Detection Methods for CVE-2025-22246
Indicators of Compromise
- Presence of PEM-formatted strings such as -----BEGIN PRIVATE KEY----- or -----BEGIN RSA PRIVATE KEY----- inside UAA log files or aggregated log indices
- Unexpected token issuance or signing activity from UAA that does not correlate with legitimate client requests
- Access patterns showing unusual reads of UAA log streams from non-operator accounts or service principals
Detection Strategies
- Run regex-based searches across log archives, SIEM indices, and backup snapshots for private key headers and base64 key blob patterns
- Audit log aggregation pipelines (Loggregator, syslog drains, third-party SaaS log platforms) for retained UAA records that may contain the leaked material
- Correlate UAA token issuance events with the identity of the requesting client to identify forged or anomalous tokens
Monitoring Recommendations
- Enable continuous secret scanning on log storage buckets and SIEM data lakes to flag cryptographic material at ingest
- Monitor UAA versions deployed across foundations and alert on any instance still running a vulnerable uaa_release build
- Track access to log indices that historically contained UAA records and require approval for export operations
How to Mitigate CVE-2025-22246
Immediate Actions Required
- Upgrade UAA to a fixed release as identified in the Cloud Foundry advisory and redeploy affected foundations using an updated cf-deployment manifest
- Rotate the exposed UAA signing key and any keys with material that may have been written to logs, then re-issue dependent certificates and tokens
- Purge historical log data containing the leaked key from primary logging systems, backups, and downstream SaaS log platforms
Patch Information
Cloud Foundry has published guidance and a fixed release line through the official advisory.
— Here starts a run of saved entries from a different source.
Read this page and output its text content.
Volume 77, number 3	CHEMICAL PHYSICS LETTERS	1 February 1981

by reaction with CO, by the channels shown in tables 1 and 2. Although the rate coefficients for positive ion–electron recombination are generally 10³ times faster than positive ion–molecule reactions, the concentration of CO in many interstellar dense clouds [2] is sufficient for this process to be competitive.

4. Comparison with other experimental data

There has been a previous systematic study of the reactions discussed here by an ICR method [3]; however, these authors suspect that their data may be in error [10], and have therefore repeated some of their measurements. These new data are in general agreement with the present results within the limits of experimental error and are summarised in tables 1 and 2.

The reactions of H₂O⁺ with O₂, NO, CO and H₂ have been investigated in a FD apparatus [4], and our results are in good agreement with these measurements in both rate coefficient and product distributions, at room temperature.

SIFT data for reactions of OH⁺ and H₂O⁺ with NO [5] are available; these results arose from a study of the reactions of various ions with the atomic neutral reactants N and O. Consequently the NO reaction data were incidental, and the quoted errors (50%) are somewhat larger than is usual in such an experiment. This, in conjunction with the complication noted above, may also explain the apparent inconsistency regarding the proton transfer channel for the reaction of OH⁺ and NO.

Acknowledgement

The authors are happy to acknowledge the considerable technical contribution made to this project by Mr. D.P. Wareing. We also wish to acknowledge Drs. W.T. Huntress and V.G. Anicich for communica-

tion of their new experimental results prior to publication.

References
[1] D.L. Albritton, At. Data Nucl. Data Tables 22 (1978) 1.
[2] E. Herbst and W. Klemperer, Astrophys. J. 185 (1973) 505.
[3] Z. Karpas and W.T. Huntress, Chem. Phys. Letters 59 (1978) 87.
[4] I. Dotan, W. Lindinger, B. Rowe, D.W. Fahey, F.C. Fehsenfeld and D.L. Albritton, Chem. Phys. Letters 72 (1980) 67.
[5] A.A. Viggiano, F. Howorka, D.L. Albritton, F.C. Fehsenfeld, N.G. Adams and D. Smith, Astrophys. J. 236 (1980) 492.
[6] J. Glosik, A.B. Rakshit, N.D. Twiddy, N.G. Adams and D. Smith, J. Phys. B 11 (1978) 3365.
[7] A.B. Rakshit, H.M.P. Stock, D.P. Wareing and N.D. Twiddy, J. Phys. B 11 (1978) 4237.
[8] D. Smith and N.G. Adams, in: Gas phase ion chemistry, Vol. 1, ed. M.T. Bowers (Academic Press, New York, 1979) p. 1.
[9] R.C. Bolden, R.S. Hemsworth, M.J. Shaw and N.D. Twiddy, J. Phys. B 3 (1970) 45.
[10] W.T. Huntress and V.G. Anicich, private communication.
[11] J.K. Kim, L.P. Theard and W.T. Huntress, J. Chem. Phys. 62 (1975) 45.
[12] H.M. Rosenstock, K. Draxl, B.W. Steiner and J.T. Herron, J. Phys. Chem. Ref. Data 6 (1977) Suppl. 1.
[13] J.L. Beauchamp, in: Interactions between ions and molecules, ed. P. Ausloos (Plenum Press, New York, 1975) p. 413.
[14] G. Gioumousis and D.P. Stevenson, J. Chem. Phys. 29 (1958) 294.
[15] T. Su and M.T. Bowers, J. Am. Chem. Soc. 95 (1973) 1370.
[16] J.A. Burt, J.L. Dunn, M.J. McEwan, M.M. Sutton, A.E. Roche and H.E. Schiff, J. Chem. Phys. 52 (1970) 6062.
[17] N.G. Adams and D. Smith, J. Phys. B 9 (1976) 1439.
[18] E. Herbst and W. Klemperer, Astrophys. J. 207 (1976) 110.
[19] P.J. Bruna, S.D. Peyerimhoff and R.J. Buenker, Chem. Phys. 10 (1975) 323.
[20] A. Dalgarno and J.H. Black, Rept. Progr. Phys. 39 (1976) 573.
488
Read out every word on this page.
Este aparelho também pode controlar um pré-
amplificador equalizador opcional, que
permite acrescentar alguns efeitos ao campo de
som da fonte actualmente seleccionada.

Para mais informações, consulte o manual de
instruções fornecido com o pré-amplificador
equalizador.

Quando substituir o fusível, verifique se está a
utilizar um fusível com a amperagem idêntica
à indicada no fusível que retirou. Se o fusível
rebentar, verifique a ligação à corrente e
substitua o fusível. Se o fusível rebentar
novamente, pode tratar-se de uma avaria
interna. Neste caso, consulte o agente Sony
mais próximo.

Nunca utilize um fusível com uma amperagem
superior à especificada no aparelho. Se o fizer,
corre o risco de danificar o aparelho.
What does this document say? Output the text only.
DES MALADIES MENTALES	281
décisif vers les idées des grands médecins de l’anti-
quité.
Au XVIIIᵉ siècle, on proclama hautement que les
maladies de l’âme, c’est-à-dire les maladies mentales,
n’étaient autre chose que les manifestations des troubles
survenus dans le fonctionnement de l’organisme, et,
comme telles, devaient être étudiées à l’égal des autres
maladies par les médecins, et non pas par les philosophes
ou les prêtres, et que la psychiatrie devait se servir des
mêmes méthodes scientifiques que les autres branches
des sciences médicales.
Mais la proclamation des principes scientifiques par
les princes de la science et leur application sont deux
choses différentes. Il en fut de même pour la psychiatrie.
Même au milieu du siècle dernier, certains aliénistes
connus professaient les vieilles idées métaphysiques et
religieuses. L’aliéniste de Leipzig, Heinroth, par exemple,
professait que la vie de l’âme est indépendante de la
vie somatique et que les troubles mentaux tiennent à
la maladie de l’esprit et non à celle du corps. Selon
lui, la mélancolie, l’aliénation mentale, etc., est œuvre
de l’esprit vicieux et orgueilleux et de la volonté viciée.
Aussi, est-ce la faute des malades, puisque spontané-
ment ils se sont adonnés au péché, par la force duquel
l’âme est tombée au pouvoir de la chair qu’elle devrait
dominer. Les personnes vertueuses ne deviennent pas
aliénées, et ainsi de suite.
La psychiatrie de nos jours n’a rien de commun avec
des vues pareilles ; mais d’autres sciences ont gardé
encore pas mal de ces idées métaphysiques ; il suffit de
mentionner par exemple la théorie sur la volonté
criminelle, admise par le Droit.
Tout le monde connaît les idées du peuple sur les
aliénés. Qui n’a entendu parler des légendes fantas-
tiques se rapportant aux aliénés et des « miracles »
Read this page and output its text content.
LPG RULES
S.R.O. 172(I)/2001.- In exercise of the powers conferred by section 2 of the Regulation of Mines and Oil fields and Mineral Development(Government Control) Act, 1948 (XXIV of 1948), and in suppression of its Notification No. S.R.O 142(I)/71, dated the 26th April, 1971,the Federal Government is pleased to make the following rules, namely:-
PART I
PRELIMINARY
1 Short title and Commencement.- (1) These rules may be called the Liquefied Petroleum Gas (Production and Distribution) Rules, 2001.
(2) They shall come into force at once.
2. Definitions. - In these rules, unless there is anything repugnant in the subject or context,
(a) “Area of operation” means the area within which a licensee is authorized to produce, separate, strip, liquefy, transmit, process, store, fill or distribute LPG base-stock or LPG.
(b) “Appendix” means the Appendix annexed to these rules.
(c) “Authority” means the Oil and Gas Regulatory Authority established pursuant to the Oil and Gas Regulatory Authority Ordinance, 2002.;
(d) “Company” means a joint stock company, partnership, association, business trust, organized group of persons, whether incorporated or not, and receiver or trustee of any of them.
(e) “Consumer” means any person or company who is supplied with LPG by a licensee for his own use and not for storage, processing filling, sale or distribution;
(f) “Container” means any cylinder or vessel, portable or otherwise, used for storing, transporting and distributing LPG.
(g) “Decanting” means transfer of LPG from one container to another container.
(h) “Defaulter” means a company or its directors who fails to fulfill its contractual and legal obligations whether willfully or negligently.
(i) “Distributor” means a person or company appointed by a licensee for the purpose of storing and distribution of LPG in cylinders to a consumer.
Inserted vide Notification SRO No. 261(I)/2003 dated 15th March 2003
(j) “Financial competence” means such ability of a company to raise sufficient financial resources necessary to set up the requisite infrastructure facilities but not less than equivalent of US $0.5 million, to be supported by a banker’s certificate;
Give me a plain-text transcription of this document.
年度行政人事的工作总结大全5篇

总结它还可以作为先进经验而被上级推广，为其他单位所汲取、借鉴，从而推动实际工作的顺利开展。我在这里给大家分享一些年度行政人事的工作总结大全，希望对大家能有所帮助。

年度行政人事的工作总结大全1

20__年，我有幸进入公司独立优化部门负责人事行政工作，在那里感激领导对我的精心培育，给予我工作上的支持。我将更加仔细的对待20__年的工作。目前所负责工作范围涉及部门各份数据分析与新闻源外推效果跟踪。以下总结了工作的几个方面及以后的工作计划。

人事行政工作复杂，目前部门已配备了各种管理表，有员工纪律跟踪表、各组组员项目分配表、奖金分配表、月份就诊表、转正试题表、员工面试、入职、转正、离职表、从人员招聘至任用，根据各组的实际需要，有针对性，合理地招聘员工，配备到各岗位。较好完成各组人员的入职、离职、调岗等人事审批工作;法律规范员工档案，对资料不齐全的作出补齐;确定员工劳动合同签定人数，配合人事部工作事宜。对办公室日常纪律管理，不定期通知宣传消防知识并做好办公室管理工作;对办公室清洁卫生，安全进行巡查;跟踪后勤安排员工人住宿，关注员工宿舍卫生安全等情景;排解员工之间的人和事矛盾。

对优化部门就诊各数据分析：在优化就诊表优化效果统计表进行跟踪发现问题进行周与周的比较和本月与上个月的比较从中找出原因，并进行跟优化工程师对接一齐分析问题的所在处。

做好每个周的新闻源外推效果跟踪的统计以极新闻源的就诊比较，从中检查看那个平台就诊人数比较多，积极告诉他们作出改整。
Operators should consult the Cloud Foundry blog post for CVE-2025-22246 to identify the specific patched uaa_release version and align cf-deployment to a compatible revision. Apply the upgrade through standard BOSH deployment procedures and validate that UAA starts cleanly with the rotated keys.
Workarounds
- Restrict read access to UAA log streams and log aggregation backends to a minimal set of operators until the upgrade is applied
- Configure log filtering or redaction rules at the log forwarder layer to strip PEM-formatted key blocks before they reach durable storage
- Reduce log retention for UAA components and disable verbose or debug logging levels that may surface additional sensitive state
Disclaimer: This content was generated using AI. While we strive for accuracy, please verify critical information with official sources.